Daumenkino:
The Green Mile
Erst kürzlich, bei seiner Rezension des aktuellen Stephen-King-Bestsellers „Das Mädchen“, bespöttelte Jan Philipp Reemtsma die Bücher Kings als Erbauungsliteratur. Das mag auf den sechsteiligen Fortsetzungsroman „The Green Mile“ tatsächlich zutreffen. Doch was ist gegen Erbauungsliteratur zu sagen, wenn ihr Autor glaubt, damit der Bestialität seiner Landsleute wenigsten ein bisschen beizukommen? Immerhin gewinnt man bei der Lektüre den Eindruck, King versuche in „The Green Mile“ seine amerikanischen Leser zum Umdenken in der Frage der Todesstrafe zu bewegen. Er setzt dabei auf den unschuldig zum Tode Verurteilten, auf die mysteriöse Figur des John Coffey, eine Heilandsfigur – weil ihm durchaus klar ist, dass er den Angriff auf den Rachegedanken seiner Mitbürger erst gar nicht zu wagen braucht. „Aug um Aug, und die Welt ist blind“, soll Mahatma Gandhi gesagt haben. Auch dieser Satz ist vielleicht erbaulich zu nennen. Doch es gibt erbaulichere Sünden wider den Geist.
Zum Beispiel die Verfilmung von „The Green Mile“. Über volle drei Stunden windet sich die umständlich erzählte, mit unnötigem Aufwand und überflüssigen Szenen nostalgisch aufgerüschte Geschichte dahin, die Frank Darabont inszeniert hat; ohne Rücksicht auf den eigentlichen Ort des Dramas, das Gefängnis, in dem sich die Katastrophe der Todesstrafe eigentlich in der Form eines schlichten Kammerspiels ereignen müsste.
Natürlich dürfen da die übernatürlichen Kräfte, die der hünenhafte schwarze Erntearbeiter John Coffey besitzt, keine Allegorie für seine Unschuld oder die Unschuld der Schwarzen in Amerika sein, von der das weiße Vorurteil von vornherein nichts wissen will. Bei Darabont sind sie platte, in Special-Effects-Manier hingetrickste New-Age- und Guru-Kräfte, die inszenatorisch den gleichen Thrill und Kick hervorzurufen wünschen wie die widerwärtig detailgenauen, lang hingezogenen Hinrichtungsszenen.

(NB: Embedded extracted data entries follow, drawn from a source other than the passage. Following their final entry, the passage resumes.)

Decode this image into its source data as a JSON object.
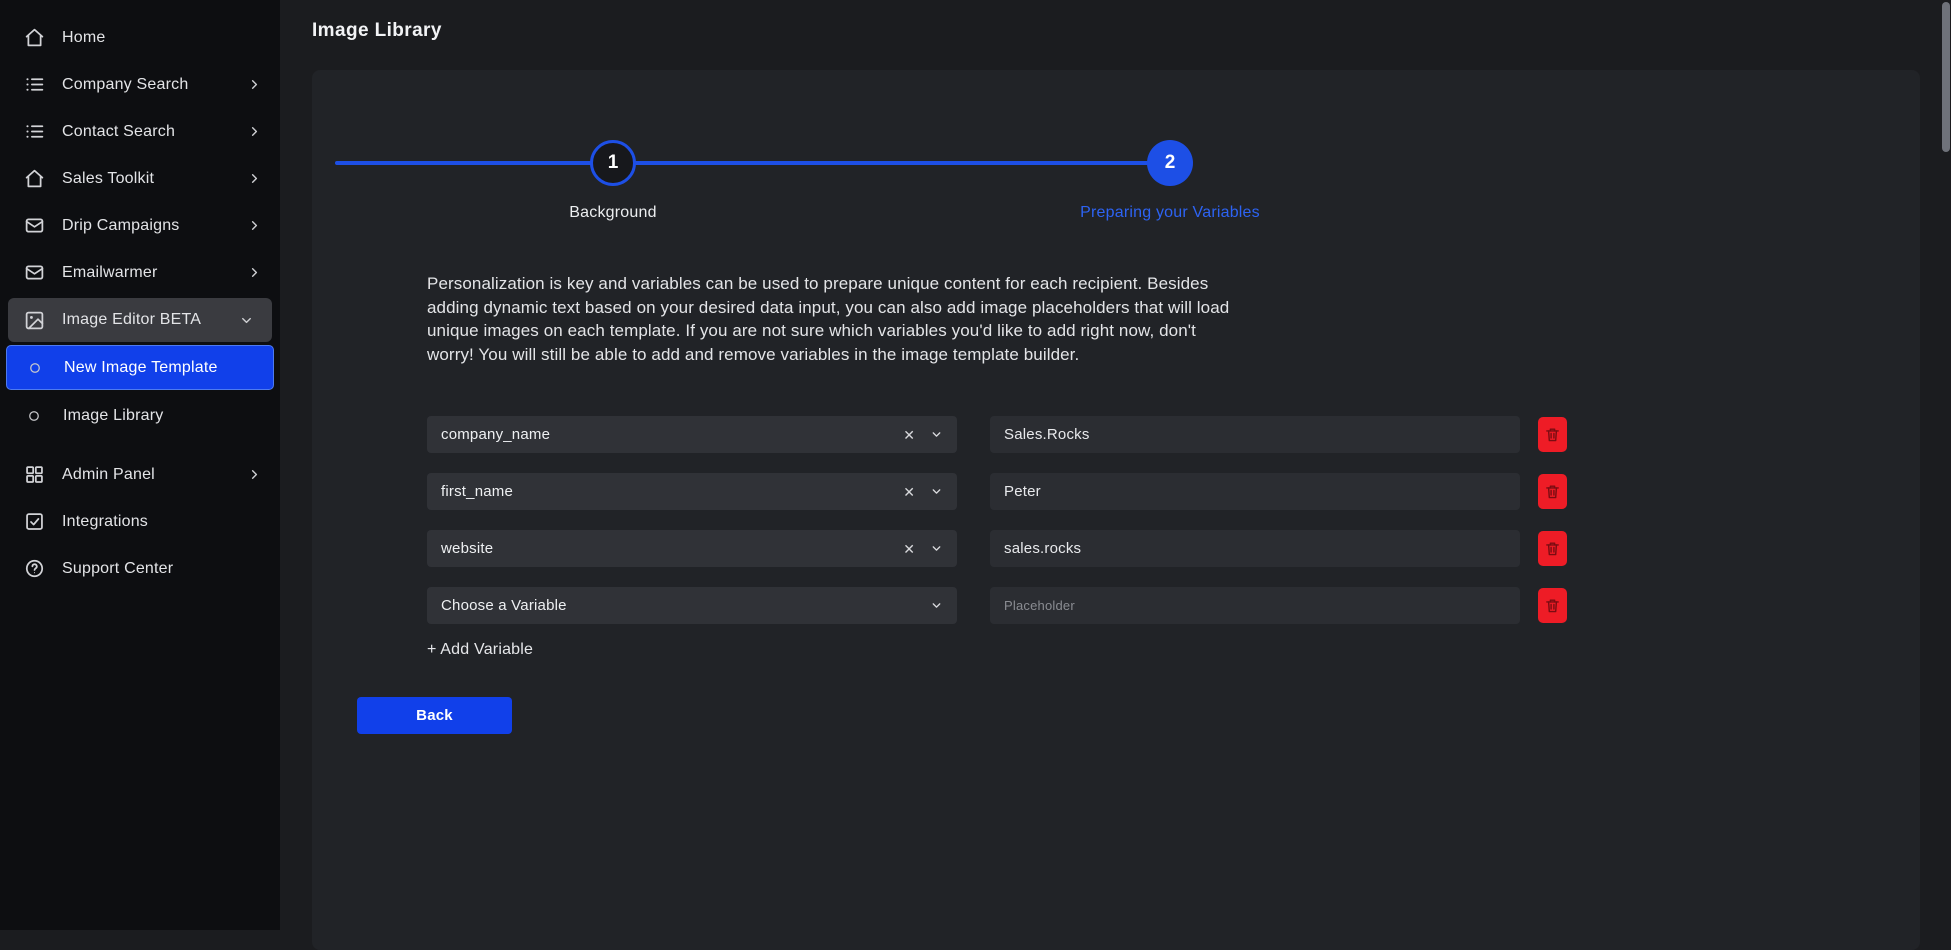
{
  "sidebar": {
    "items": [
      {
        "label": "Home",
        "icon": "home-icon"
      },
      {
        "label": "Company Search",
        "icon": "list-icon",
        "chevron": "right"
      },
      {
        "label": "Contact Search",
        "icon": "list-icon",
        "chevron": "right"
      },
      {
        "label": "Sales Toolkit",
        "icon": "home-icon",
        "chevron": "right"
      },
      {
        "label": "Drip Campaigns",
        "icon": "mail-icon",
        "chevron": "right"
      },
      {
        "label": "Emailwarmer",
        "icon": "mail-icon",
        "chevron": "right"
      },
      {
        "label": "Image Editor BETA",
        "icon": "image-icon",
        "chevron": "down",
        "expanded": true
      },
      {
        "label": "New Image Template",
        "icon": "radio-icon",
        "sub": true,
        "selected": true
      },
      {
        "label": "Image Library",
        "icon": "radio-icon",
        "sub": true
      },
      {
        "label": "Admin Panel",
        "icon": "grid-icon",
        "chevron": "right"
      },
      {
        "label": "Integrations",
        "icon": "check-square-icon"
      },
      {
        "label": "Support Center",
        "icon": "help-circle-icon"
      }
    ]
  },
  "header": {
    "title": "Image Library"
  },
  "stepper": {
    "steps": [
      {
        "number": "1",
        "label": "Background",
        "state": "completed"
      },
      {
        "number": "2",
        "label": "Preparing your Variables",
        "state": "active"
      }
    ]
  },
  "intro": "Personalization is key and variables can be used to prepare unique content for each recipient. Besides adding dynamic text based on your desired data input, you can also add image placeholders that will load unique images on each template. If you are not sure which variables you'd like to add right now, don't worry! You will still be able to add and remove variables in the image template builder.",
  "variables": {
    "rows": [
      {
        "variable": "company_name",
        "value": "Sales.Rocks",
        "clearable": true
      },
      {
        "variable": "first_name",
        "value": "Peter",
        "clearable": true
      },
      {
        "variable": "website",
        "value": "sales.rocks",
        "clearable": true
      },
      {
        "variable": "Choose a Variable",
        "value": "",
        "placeholder": "Placeholder",
        "clearable": false
      }
    ],
    "add_label": "+ Add Variable"
  },
  "actions": {
    "back_label": "Back"
  },
  "colors": {
    "accent": "#1d4fe6",
    "active_item": "#1140ea",
    "danger": "#ee1c26",
    "sidebar_bg": "#0d0e11",
    "card_bg": "#212327"
  }
}
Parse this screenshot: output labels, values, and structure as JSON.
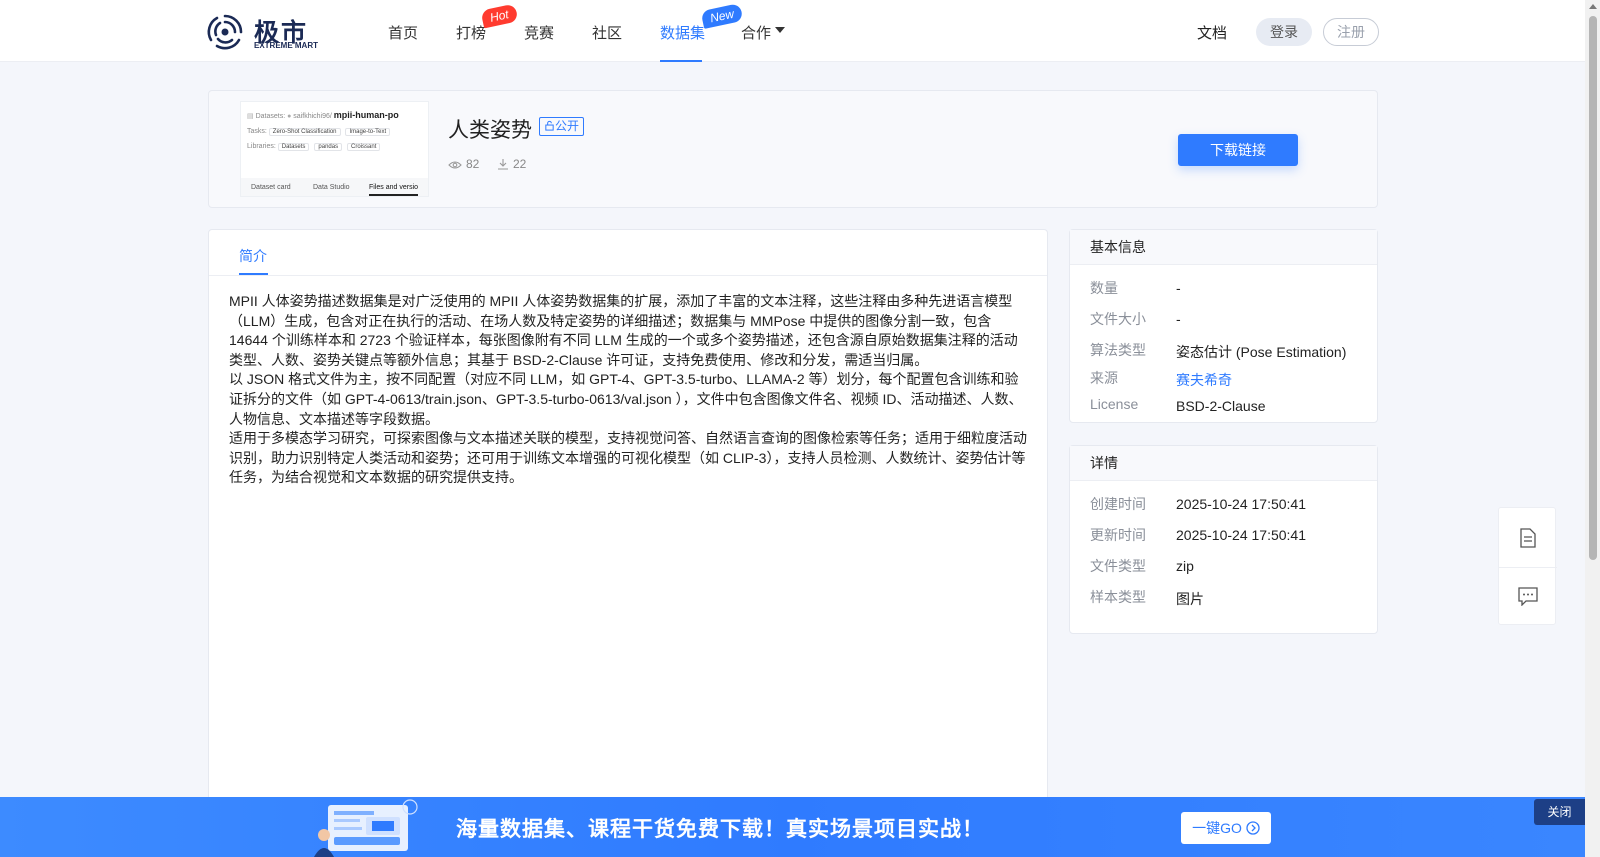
{
  "header": {
    "logo_cn": "极市",
    "logo_en": "EXTREME MART",
    "nav": [
      {
        "label": "首页"
      },
      {
        "label": "打榜",
        "badge": "Hot"
      },
      {
        "label": "竞赛"
      },
      {
        "label": "社区"
      },
      {
        "label": "数据集",
        "badge": "New",
        "active": true
      },
      {
        "label": "合作"
      }
    ],
    "docs": "文档",
    "login": "登录",
    "register": "注册"
  },
  "dataset": {
    "title": "人类姿势",
    "visibility": "公开",
    "views": "82",
    "downloads": "22",
    "download_button": "下载链接",
    "thumbnail": {
      "crumb": "Datasets:",
      "user": "saifkhichi96",
      "name": "mpii-human-po",
      "tasks_label": "Tasks:",
      "tasks": [
        "Zero-Shot Classification",
        "Image-to-Text"
      ],
      "libraries_label": "Libraries:",
      "libraries": [
        "Datasets",
        "pandas",
        "Croissant"
      ],
      "tabs": [
        "Dataset card",
        "Data Studio",
        "Files and versio"
      ]
    }
  },
  "intro": {
    "tab": "简介",
    "paragraphs": [
      "MPII 人体姿势描述数据集是对广泛使用的 MPII 人体姿势数据集的扩展，添加了丰富的文本注释，这些注释由多种先进语言模型（LLM）生成，包含对正在执行的活动、在场人数及特定姿势的详细描述；数据集与 MMPose 中提供的图像分割一致，包含 14644 个训练样本和 2723 个验证样本，每张图像附有不同 LLM 生成的一个或多个姿势描述，还包含源自原始数据集注释的活动类型、人数、姿势关键点等额外信息；其基于 BSD-2-Clause 许可证，支持免费使用、修改和分发，需适当归属。",
      "以 JSON 格式文件为主，按不同配置（对应不同 LLM，如 GPT-4、GPT-3.5-turbo、LLAMA-2 等）划分，每个配置包含训练和验证拆分的文件（如 GPT-4-0613/train.json、GPT-3.5-turbo-0613/val.json ），文件中包含图像文件名、视频 ID、活动描述、人数、人物信息、文本描述等字段数据。",
      "适用于多模态学习研究，可探索图像与文本描述关联的模型，支持视觉问答、自然语言查询的图像检索等任务；适用于细粒度活动识别，助力识别特定人类活动和姿势；还可用于训练文本增强的可视化模型（如 CLIP-3），支持人员检测、人数统计、姿势估计等任务，为结合视觉和文本数据的研究提供支持。"
    ]
  },
  "basic_info": {
    "title": "基本信息",
    "rows": [
      {
        "key": "数量",
        "value": "-"
      },
      {
        "key": "文件大小",
        "value": "-"
      },
      {
        "key": "算法类型",
        "value": "姿态估计 (Pose Estimation)"
      },
      {
        "key": "来源",
        "value": "赛夫希奇"
      },
      {
        "key": "License",
        "value": "BSD-2-Clause"
      }
    ]
  },
  "details": {
    "title": "详情",
    "rows": [
      {
        "key": "创建时间",
        "value": "2025-10-24 17:50:41"
      },
      {
        "key": "更新时间",
        "value": "2025-10-24 17:50:41"
      },
      {
        "key": "文件类型",
        "value": "zip"
      },
      {
        "key": "样本类型",
        "value": "图片"
      }
    ]
  },
  "dock": {
    "icons": [
      "document-icon",
      "feedback-icon"
    ]
  },
  "promo": {
    "text": "海量数据集、课程干货免费下载！真实场景项目实战！",
    "go_button": "一键GO",
    "close": "关闭"
  },
  "colors": {
    "accent": "#2f7bff",
    "hot": "#ff3b2f",
    "brand_dark": "#1b2a55",
    "promo": "#2f7bff"
  }
}
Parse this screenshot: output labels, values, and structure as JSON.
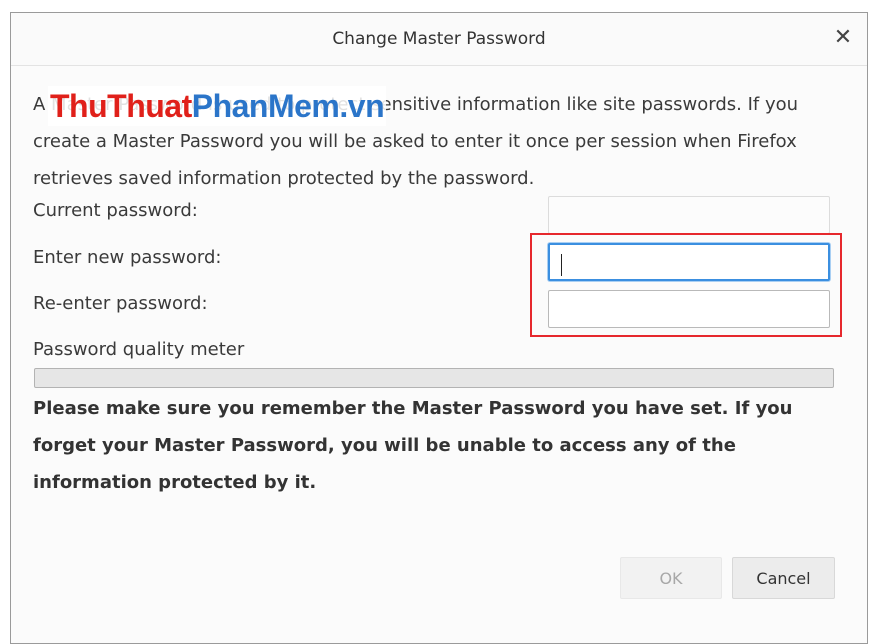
{
  "dialog": {
    "title": "Change Master Password",
    "close_glyph": "✕"
  },
  "intro": {
    "text": "A Master Password is used to protect sensitive information like site passwords. If you create a Master Password you will be asked to enter it once per session when Firefox retrieves saved information protected by the password."
  },
  "watermark": {
    "part1": "ThuThuat",
    "part2": "PhanMem",
    "part3": ".vn"
  },
  "fields": {
    "current_label": "Current password:",
    "current_value": "",
    "new_label": "Enter new password:",
    "new_value": "",
    "reenter_label": "Re-enter password:",
    "reenter_value": ""
  },
  "meter": {
    "label": "Password quality meter",
    "level": 0
  },
  "warning": {
    "text": "Please make sure you remember the Master Password you have set. If you forget your Master Password, you will be unable to access any of the information protected by it."
  },
  "buttons": {
    "ok_label": "OK",
    "cancel_label": "Cancel"
  },
  "colors": {
    "highlight": "#e6282d",
    "focus": "#3b8fe0",
    "watermark_red": "#e0201a",
    "watermark_blue": "#2b75c9"
  }
}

Gegen so viel naturalistische Erbaulichkeit kommt niemand mehr an. Nicht der gequälte Zuschauer und selbst ein so herausragender Schauspieler wie Tom Hanks nicht. Er spielt Paul Edgecomb, den Erzähler und Gefängniswärter, der in den 30er-Jahren, den Jahren der großen Depression, John Coffey (Michael Clarke Duncan) begegnet und danach seinen Job quittiert.
Denn er selbst wird den unschuldigen Mann, von dem er weiß, dass er Wunder vollbringt, den mit grünem Linoleum ausgelegten Flur entlang zum elektrischen Stuhl führen. Erstaunlicherweise gerät Edgecombs Desaster bei Darabont zum versöhnlichen Schluss. Es scheint okay, dass J. C. den Todesstoß erhält, schließlich hat er seinen Richtern und Henkern verziehen. Wenn das nicht erbaulich ist.
Brigitte Werneburg
„The Green Mile“. Buch und Regie: Frank Darabont. Mit Tom Hanks, Michael Clarke Duncan, u. a., USA 1999, 183 Min.